Texas abortion case: a civics lesson on the federal court system

Written by William C. Duncan

October 14, 2021

One of the most closely watched cases currently in the federal court system is the challenge to a Texas law allowing private citizens to sue to prevent abortions performed after an unborn child’s heart begins to beat. The case has provided something of a civics lesson on the federal court system.

After the Texas law was passed, abortion providers challenged the law in federal court. When the U.S. Court of Appeals for the Fifth Circuit declined to issue an order to prevent the law from going into effect, the abortion clinic appealed to the U.S. Supreme Court which also declined given the novel approach of the law.

The case then returned to the district court which ruled the law could not be enforced pending a hearing on its constitutionality. This was followed by a Fifth Circuit reversal, allowing the law to go into effect again.

The creation of lower courts in the federal system is specifically mentioned in Article III of the Constitution. That section creates a Supreme Court and allows for “inferior courts.” It also suggests what these lower courts would do by mentioning that in most of the cases in the federal judicial system, the Supreme Court would have “appellate jurisdiction.” This means that the initial fact-finding and legal conclusions in a dispute would be made by another court and then the Supreme Court would review those conclusions.

Unlike the Supreme Court, though, these lower courts are not created by the Constitution. Rather, the Constitution gives to Congress the power to create the courts “from time to time.” Importantly, Congress is also given the power to “regulate” the jurisdiction of federal courts. In practice, this means Congress controls “the existence of the inferior federal courts and the jurisdiction vested in them and the appellate jurisdiction of the Supreme Court.”

After the ratification of the Constitution and the formation of a national government, Congress acted to exercise this authority. The 1789 Judiciary Act set up the federal court system.

It specified that there would be six members of the Supreme Court, a chief justice and five associates. This number was increased to seven in 1802 and to nine in 1837 where it has stayed.

The Act also created 13 judicial districts; one for each state. Each district court was appointed a single judge. The Act also created three circuits (eastern, middle and southern) and the states divided among them geographically. Circuit courts were to be made up of two Supreme Court justices and one district court judge within the region.

This meant that Supreme Court justices spent a good portion of their time “riding circuit,” traveling to cities within their assigned regions to listen to appeals from district court decisions. This practice actually continued for 101 years, ending only in 1911.

The practice was onerous and could be dangerous. An online resource from the National Park Service recounts:

Justices spent anywhere from six to nine months on circuit, averaging some 1000 miles for each circuit. In 1792 Justice Iredell suffered a road accident where he injured his leg. He was later robbed while riding circuit. In frail health, he died two weeks before his 48th birthday, worn down by his judicial duties. Iredell’s enslaved servant Hannibal also endured the hazards of travel as he accompanied the justice in circuit riding. In April 1798, Justice Iredell wrote to his wife about the difficulties he and Hannibal encountered in trying to pass through a swamp on the way to Circuit Court in Savannah, Georgia. At his slaveholder’s direction, Hannibal proceeded first through the swamp waters, stopping just before the water became dangerously deep. Iredell and Hannibal failed to reach Savannah, and the court session was cancelled.

The Eighth Circuit’s website includes another circuit riding horror story:

Sometimes the dangers were not due to the weather.
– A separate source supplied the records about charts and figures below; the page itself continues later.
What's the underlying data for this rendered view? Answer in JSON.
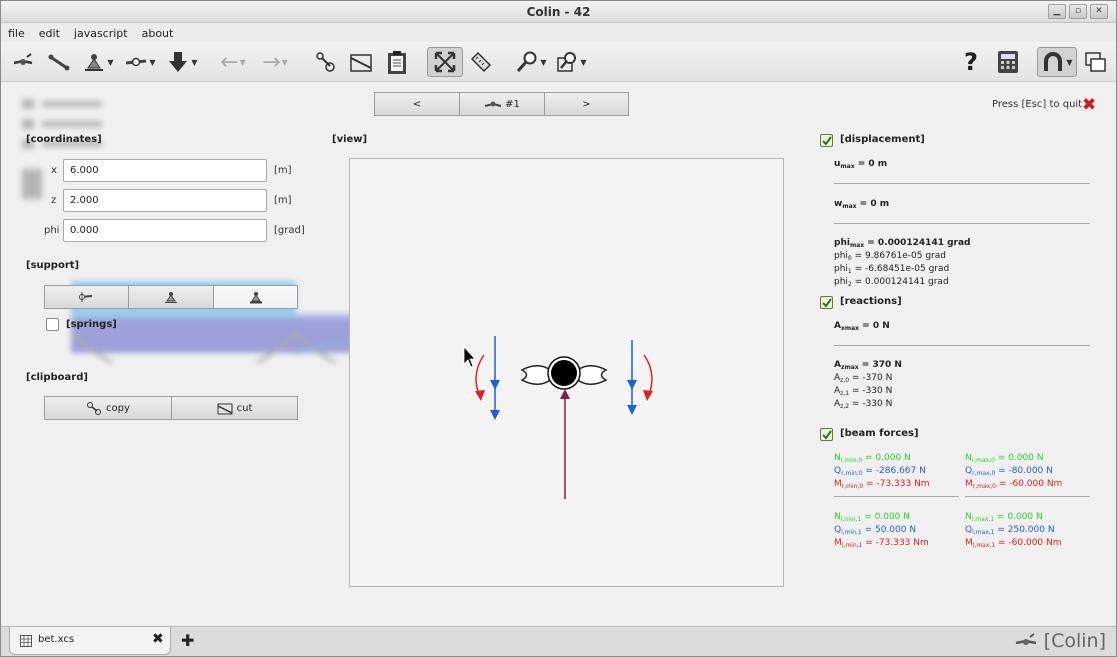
{
  "window": {
    "title": "Colin - 42"
  },
  "menu": [
    "file",
    "edit",
    "javascript",
    "about"
  ],
  "nav": {
    "prev": "<",
    "current": "#1",
    "next": ">"
  },
  "quit_hint": "Press [Esc] to quit",
  "coordinates": {
    "header": "[coordinates]",
    "x_label": "x",
    "x_value": "6.000",
    "x_unit": "[m]",
    "z_label": "z",
    "z_value": "2.000",
    "z_unit": "[m]",
    "phi_label": "phi",
    "phi_value": "0.000",
    "phi_unit": "[grad]"
  },
  "support": {
    "header": "[support]",
    "springs_label": "[springs]",
    "selected_index": 2
  },
  "clipboard": {
    "header": "[clipboard]",
    "copy_label": "copy",
    "cut_label": "cut"
  },
  "view": {
    "header": "[view]"
  },
  "displacement": {
    "header": "[displacement]",
    "u_line": "= 0 m",
    "w_line": "= 0 m",
    "phi_line": "= 0.000124141 grad",
    "phi0": "= 9.86761e-05 grad",
    "phi1": "= -6.68451e-05 grad",
    "phi2": "= 0.000124141 grad"
  },
  "reactions": {
    "header": "[reactions]",
    "axmax": "= 0 N",
    "azmax": "= 370 N",
    "az0": "= -370 N",
    "az1": "= -330 N",
    "az2": "= -330 N"
  },
  "beam_forces": {
    "header": "[beam forces]",
    "blocks": [
      {
        "N": "= 0.000 N",
        "Q": "= -286.667 N",
        "M": "= -73.333 Nm"
      },
      {
        "N": "= 0.000 N",
        "Q": "= -80.000 N",
        "M": "= -60.000 Nm"
      },
      {
        "N": "= 0.000 N",
        "Q": "= 50.000 N",
        "M": "= -73.333 Nm"
      },
      {
        "N": "= 0.000 N",
        "Q": "= 250.000 N",
        "M": "= -60.000 Nm"
      }
    ]
  },
  "tabs": [
    {
      "label": "bet.xcs"
    }
  ],
  "brand": "[Colin]",
  "colors": {
    "normal": "#27d427",
    "shear": "#1f5fe0",
    "moment": "#e02020",
    "reaction": "#8b1a4a"
  }
}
Justice Stephen J. Field was riding circuit on the train to San Francisco when he was assaulted by a codefendant in a suit he had heard while sitting on the Circuit Court for the Northern District of California. A deputy U.S. Marshal accompanying Field shot and killed the assailant.
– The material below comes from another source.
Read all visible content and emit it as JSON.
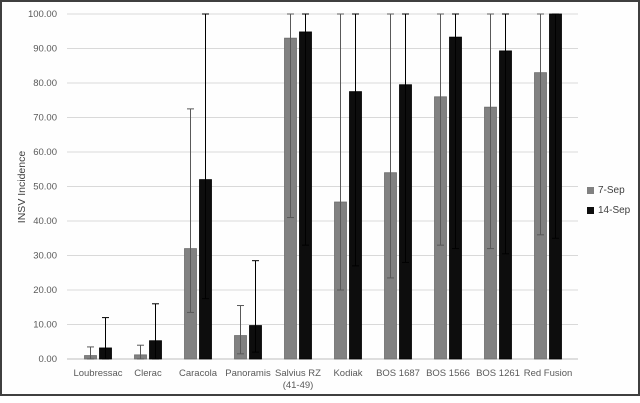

In 1793, Congress provided that only one Supreme Court justice had to ride each circuit.

Each federal circuit still has a Supreme Court justice assigned to it. The role now is very different:

Today, the Circuit Justices (that is, Supreme Court justices who are assigned to supervise a certain circuit) [as explained by former Justice Sandra Day O’Connor] “no longer sit as judges on appellate panels…[instead], acting alone, [they] have the power to grant stays or injunctions in both civil and criminal cases, to arrange bail before and after conviction, and to provide other ancillary relief, such as extensions of time for various filings and other procedural variances.”

In fact, the emergency appeal of the Texas abortion case was “presented to Justice [Samuel] Alito and by him referred to the Court.”
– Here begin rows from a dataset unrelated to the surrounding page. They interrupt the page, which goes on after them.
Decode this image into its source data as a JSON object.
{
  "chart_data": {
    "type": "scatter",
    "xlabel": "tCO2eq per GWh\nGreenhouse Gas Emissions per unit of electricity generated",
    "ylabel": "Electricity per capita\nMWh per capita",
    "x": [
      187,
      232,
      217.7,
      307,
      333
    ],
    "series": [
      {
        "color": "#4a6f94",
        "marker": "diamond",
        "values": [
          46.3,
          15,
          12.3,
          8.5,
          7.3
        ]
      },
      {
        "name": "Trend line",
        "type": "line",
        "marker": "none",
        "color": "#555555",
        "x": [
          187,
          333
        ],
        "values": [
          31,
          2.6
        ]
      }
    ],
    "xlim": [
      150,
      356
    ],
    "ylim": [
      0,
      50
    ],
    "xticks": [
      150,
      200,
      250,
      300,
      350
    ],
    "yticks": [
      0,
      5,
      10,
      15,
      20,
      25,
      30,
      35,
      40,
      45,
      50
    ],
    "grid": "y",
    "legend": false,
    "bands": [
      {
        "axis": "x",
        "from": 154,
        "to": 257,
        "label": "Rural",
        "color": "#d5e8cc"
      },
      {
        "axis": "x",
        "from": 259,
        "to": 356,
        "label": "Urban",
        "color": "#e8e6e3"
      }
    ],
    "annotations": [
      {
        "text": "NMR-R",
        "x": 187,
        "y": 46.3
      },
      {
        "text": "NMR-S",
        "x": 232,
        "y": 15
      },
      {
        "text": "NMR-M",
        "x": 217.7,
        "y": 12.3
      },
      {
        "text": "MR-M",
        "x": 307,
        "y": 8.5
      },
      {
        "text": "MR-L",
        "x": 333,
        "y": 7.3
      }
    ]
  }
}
In the lame-duck period after the 1800 election, Congress actually created separate circuit courts and appointed judges to hear appeals. That act, however, was promptly repealed with the support of the new administration of President Thomas Jefferson. It was not until 1891 that the federal court system took on the structure we are familiar with today, with district courts, circuit courts with specifically assigned judges, and the Supreme Court.

The history of the federal judiciary is one of evolution. The difference in the institutional structure, stature and significance of the federal courts from their inception to today is striking. As the U.S. has grown through its history and adapted to new circumstances, so, too, has the judicial branch. Its history suggests that it will continue to do so into the future.